SplashData identifies 25 “scariest” passwords of 2012

Cyber security vulnerabilities can emerge in many shapes and forms, which is part of the reason why regular penetration testing and security audit evaluations are such a necessity in our modern technology-oriented world.

Determined cyber criminals will often look for the easiest point of access in a system, be it a flaw in the security network or, more often than not, a vulnerability presented by human error or a lack of awareness as to good cyber security behaviour.

That's why – just in time for Halloween – smartphone application provider SplashData has released its annual list of the 25 'scariest' passwords of the year – the passwords most likely to lead to a security breach when employed by an internet user.

"At this time of year, people enjoy focusing on scary costumes, movies and decorations, but those who have been through it can tell you how terrifying it is to have your identity stolen because of a hacked password," said SplashData chief executive officer Morgan Slain.

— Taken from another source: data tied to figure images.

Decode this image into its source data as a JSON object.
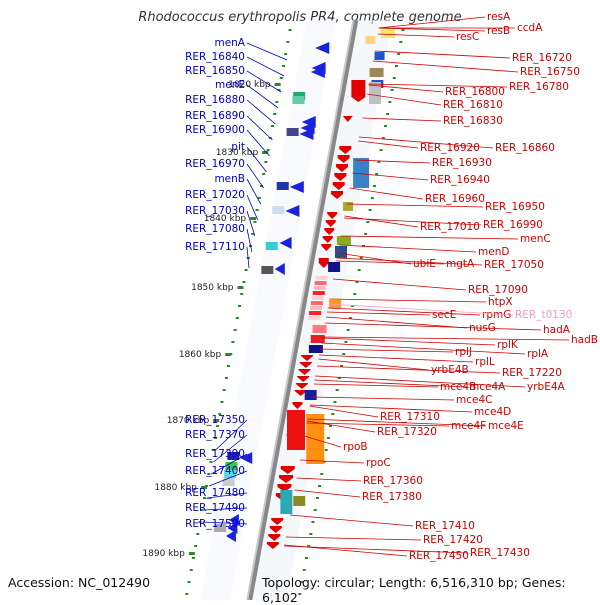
{
  "title": "Rhodococcus erythropolis PR4, complete genome",
  "accession": "Accession: NC_012490",
  "topology": "Topology: circular; Length: 6,516,310 bp; Genes: 6,102",
  "ticks": [
    "1820 kbp",
    "1830 kbp",
    "1840 kbp",
    "1850 kbp",
    "1860 kbp",
    "1870 kbp",
    "1880 kbp",
    "1890 kbp"
  ],
  "left_labels": [
    "menA",
    "RER_16840",
    "RER_16850",
    "menE",
    "RER_16880",
    "RER_16890",
    "RER_16900",
    "pit",
    "RER_16970",
    "menB",
    "RER_17020",
    "RER_17030",
    "RER_17080",
    "RER_17110",
    "RER_17350",
    "RER_17370",
    "RER_17390",
    "RER_17400",
    "RER_17480",
    "RER_17490",
    "RER_17500"
  ],
  "right_labels": [
    "resA",
    "ccdA",
    "resB",
    "resC",
    "RER_16720",
    "RER_16750",
    "RER_16780",
    "RER_16800",
    "RER_16810",
    "RER_16830",
    "RER_16920",
    "RER_16860",
    "RER_16930",
    "RER_16940",
    "RER_16960",
    "RER_16950",
    "RER_16990",
    "RER_17010",
    "menC",
    "menD",
    "ubiE",
    "mgtA",
    "RER_17050",
    "RER_17090",
    "htpX",
    "rpmG",
    "RER_t0130",
    "secE",
    "hadA",
    "nusG",
    "hadB",
    "rplK",
    "rplA",
    "rplJ",
    "rplL",
    "rpoB",
    "rpoC",
    "RER_17220",
    "yrbE4B",
    "mce4B",
    "mce4A",
    "yrbE4A",
    "mce4C",
    "mce4D",
    "RER_17310",
    "mce4F",
    "mce4E",
    "RER_17320",
    "RER_17360",
    "RER_17380",
    "RER_17410",
    "RER_17420",
    "RER_17430",
    "RER_17450"
  ],
  "colors": {
    "left_label": "#0000cc",
    "right_label": "#cc0000",
    "trna_label": "#f09ad0",
    "tick_label": "#222222",
    "backbone": "#888888",
    "dots": "#2a8a2a",
    "red_gene": "#e00000",
    "blue_gene": "#1a1aa0"
  }
}
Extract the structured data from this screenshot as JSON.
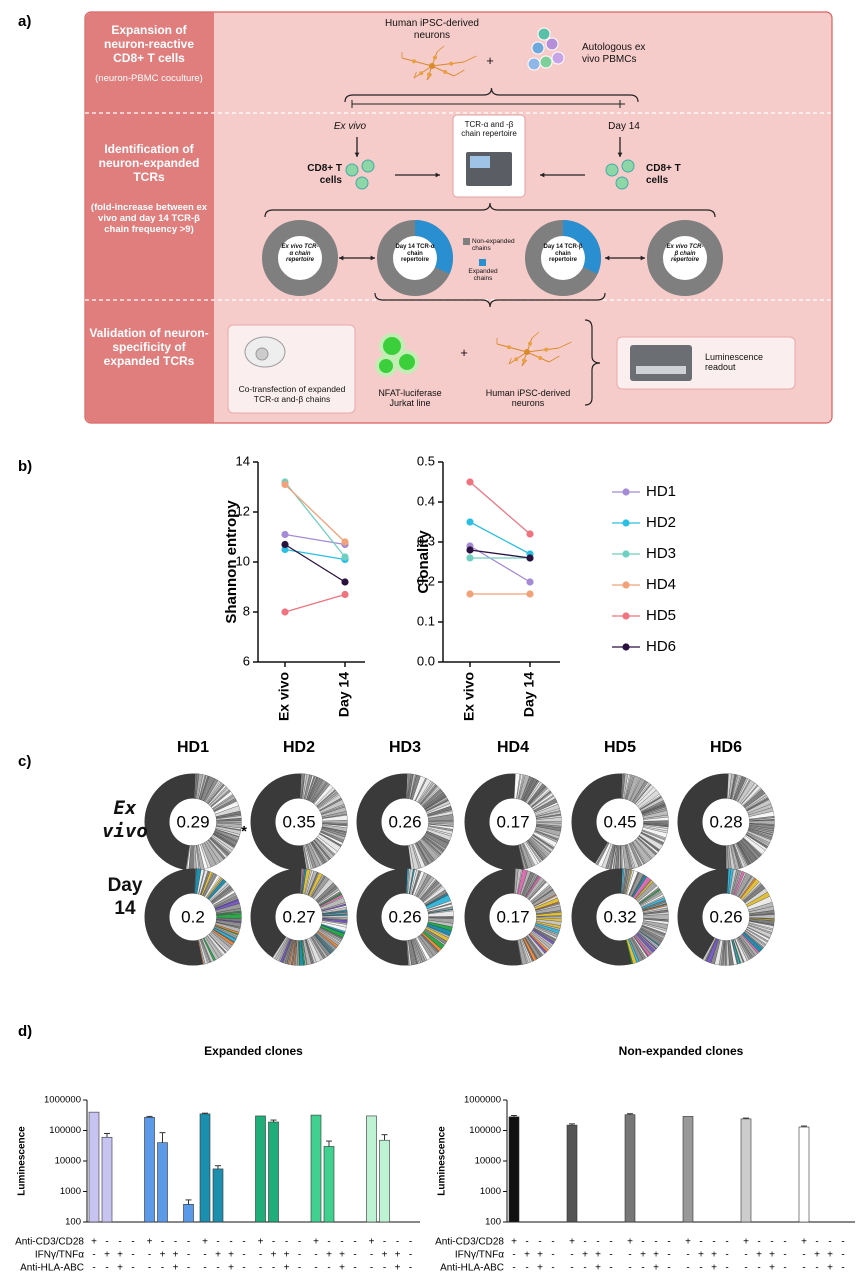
{
  "panel_labels": [
    "a)",
    "b)",
    "c)",
    "d)"
  ],
  "diagram": {
    "sections": [
      "Expansion of neuron-reactive CD8+ T cells",
      "Identification of neuron-expanded TCRs",
      "Validation of neuron-specificity of expanded TCRs"
    ],
    "section_notes": [
      "(neuron-PBMC coculture)",
      "(fold-increase between ex vivo and day 14 TCR-β chain frequency >9)"
    ],
    "neurons": "Human iPSC-derived neurons",
    "pbmcs": "Autologous ex vivo PBMCs",
    "plus": "+",
    "timepoints": [
      "Ex vivo",
      "Day 14"
    ],
    "cd8": "CD8+ T cells",
    "sequencing": "TCR-α and -β chain repertoire",
    "repertoires": [
      "Ex vivo TCR-α chain repertoire",
      "Day 14 TCR-α chain repertoire",
      "Day 14 TCR-β chain repertoire",
      "Ex vivo TCR-β chain repertoire"
    ],
    "legend": [
      "Non-expanded chains",
      "Expanded chains"
    ],
    "transfection": "Co-transfection of expanded TCR-α and-β chains",
    "jurkat": "NFAT-luciferase Jurkat line",
    "readout": "Luminescence readout"
  },
  "chart_data": [
    {
      "type": "line",
      "ylabel": "Shannon entropy",
      "categories": [
        "Ex vivo",
        "Day 14"
      ],
      "ylim": [
        6,
        14
      ],
      "yticks": [
        6,
        8,
        10,
        12,
        14
      ],
      "series": [
        {
          "name": "HD1",
          "color": "#a58bd6",
          "values": [
            11.1,
            10.7
          ]
        },
        {
          "name": "HD2",
          "color": "#2bbfe3",
          "values": [
            10.5,
            10.1
          ]
        },
        {
          "name": "HD3",
          "color": "#6fcfc0",
          "values": [
            13.2,
            10.2
          ]
        },
        {
          "name": "HD4",
          "color": "#f2a27a",
          "values": [
            13.1,
            10.8
          ]
        },
        {
          "name": "HD5",
          "color": "#ef7480",
          "values": [
            8.0,
            8.7
          ]
        },
        {
          "name": "HD6",
          "color": "#2a1240",
          "values": [
            10.7,
            9.2
          ]
        }
      ]
    },
    {
      "type": "line",
      "ylabel": "Clonality",
      "categories": [
        "Ex vivo",
        "Day 14"
      ],
      "ylim": [
        0,
        0.5
      ],
      "yticks": [
        {
          "value": 0,
          "label": "0.0"
        },
        0.1,
        0.2,
        0.3,
        0.4,
        0.5
      ],
      "series": [
        {
          "values": [
            0.29,
            0.2
          ]
        },
        {
          "values": [
            0.35,
            0.27
          ]
        },
        {
          "values": [
            0.26,
            0.26
          ]
        },
        {
          "values": [
            0.17,
            0.17
          ]
        },
        {
          "values": [
            0.45,
            0.32
          ]
        },
        {
          "values": [
            0.28,
            0.26
          ]
        }
      ]
    },
    {
      "type": "donut",
      "categories": [
        "HD1",
        "HD2",
        "HD3",
        "HD4",
        "HD5",
        "HD6"
      ],
      "rows": [
        {
          "name": "Ex vivo",
          "values": [
            0.29,
            0.35,
            0.26,
            0.17,
            0.45,
            0.28
          ]
        },
        {
          "name": "Day 14",
          "values": [
            0.2,
            0.27,
            0.26,
            0.17,
            0.32,
            0.26
          ]
        }
      ],
      "annotation": "*"
    },
    {
      "type": "bar",
      "title": "Expanded clones",
      "ylabel": "Luminescence",
      "log": true,
      "ylim": [
        100,
        1000000
      ],
      "yticks": [
        100,
        1000,
        10000,
        100000,
        1000000
      ],
      "groups": [
        {
          "color": "#c8c4f2",
          "values": [
            400000,
            60000,
            100,
            100
          ],
          "errors": [
            null,
            20000,
            null,
            null
          ]
        },
        {
          "color": "#5b9ae8",
          "values": [
            270000,
            40000,
            100,
            380
          ],
          "errors": [
            20000,
            45000,
            null,
            150
          ]
        },
        {
          "color": "#1c8fae",
          "values": [
            350000,
            5500,
            100,
            100
          ],
          "errors": [
            20000,
            1500,
            null,
            null
          ]
        },
        {
          "color": "#1fae79",
          "values": [
            300000,
            190000,
            100,
            100
          ],
          "errors": [
            null,
            30000,
            null,
            null
          ]
        },
        {
          "color": "#40d191",
          "values": [
            320000,
            30000,
            100,
            100
          ],
          "errors": [
            null,
            15000,
            null,
            null
          ]
        },
        {
          "color": "#bdf2d3",
          "values": [
            300000,
            48000,
            100,
            100
          ],
          "errors": [
            null,
            25000,
            null,
            null
          ]
        }
      ],
      "conditions": [
        {
          "name": "Anti-CD3/CD28",
          "signs": [
            "+",
            "-",
            "-",
            "-"
          ]
        },
        {
          "name": "IFNγ/TNFα",
          "signs": [
            "-",
            "+",
            "+",
            "-"
          ]
        },
        {
          "name": "Anti-HLA-ABC",
          "signs": [
            "-",
            "-",
            "+",
            "-"
          ]
        }
      ]
    },
    {
      "type": "bar",
      "title": "Non-expanded clones",
      "ylabel": "Luminescence",
      "log": true,
      "ylim": [
        100,
        1000000
      ],
      "yticks": [
        100,
        1000,
        10000,
        100000,
        1000000
      ],
      "groups": [
        {
          "color": "#111111",
          "values": [
            280000,
            100,
            100,
            100
          ],
          "errors": [
            30000,
            null,
            null,
            null
          ]
        },
        {
          "color": "#555555",
          "values": [
            150000,
            100,
            100,
            100
          ],
          "errors": [
            15000,
            null,
            null,
            null
          ]
        },
        {
          "color": "#777777",
          "values": [
            330000,
            100,
            100,
            100
          ],
          "errors": [
            25000,
            null,
            null,
            null
          ]
        },
        {
          "color": "#999999",
          "values": [
            290000,
            100,
            100,
            100
          ],
          "errors": [
            null,
            null,
            null,
            null
          ]
        },
        {
          "color": "#cccccc",
          "values": [
            240000,
            100,
            100,
            100
          ],
          "errors": [
            15000,
            null,
            null,
            null
          ]
        },
        {
          "color": "#ffffff",
          "values": [
            130000,
            100,
            100,
            100
          ],
          "errors": [
            10000,
            null,
            null,
            null
          ]
        }
      ],
      "conditions": [
        {
          "name": "Anti-CD3/CD28",
          "signs": [
            "+",
            "-",
            "-",
            "-"
          ]
        },
        {
          "name": "IFNγ/TNFα",
          "signs": [
            "-",
            "+",
            "+",
            "-"
          ]
        },
        {
          "name": "Anti-HLA-ABC",
          "signs": [
            "-",
            "-",
            "+",
            "-"
          ]
        }
      ]
    }
  ]
}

"We're hoping that with more publicity about how risky it is to use weak passwords, more people will start taking simple steps to protect themselves by using stronger passwords and using different passwords for different websites."

The number one worst password of 2012 was found to be 'password', followed by '123456' and '12345678', all three holding the same positions they reached on last year's list.

Other poor passwords to feature included 'abc123', 'qwerty' and 'monkey', while 'jesus', 'ninja' and 'mustang' were all new entrants to the list for 2012.

With this list, Splashdata has highlighted the fact that many internet users are still unaware as to the importance of good cybersecurity, and may be leaving themselves and the organisations they work for vulnerable to the threat of security breaches and information theft.

In order to ensure your business is achieving a respectable level of vulnerability management and mitigating the risk of a security breach, it is worthwhile undergoing a Red Cell ethical hacking evaluation to determine where weak links in the chain might be present.

In doing so, you can identify changes that need to be made in your organisation in order to create a more thoroughly secure network, which minimises any potential access points for cyber criminals.

This is important because, as Mr Slain notes, despite the fact that hacking tools are getting more sophisticated, cyber criminals still prefer easy targets.

"Just a little bit more effort in choosing better passwords will go a long way toward making you safer online," said Mr Slain.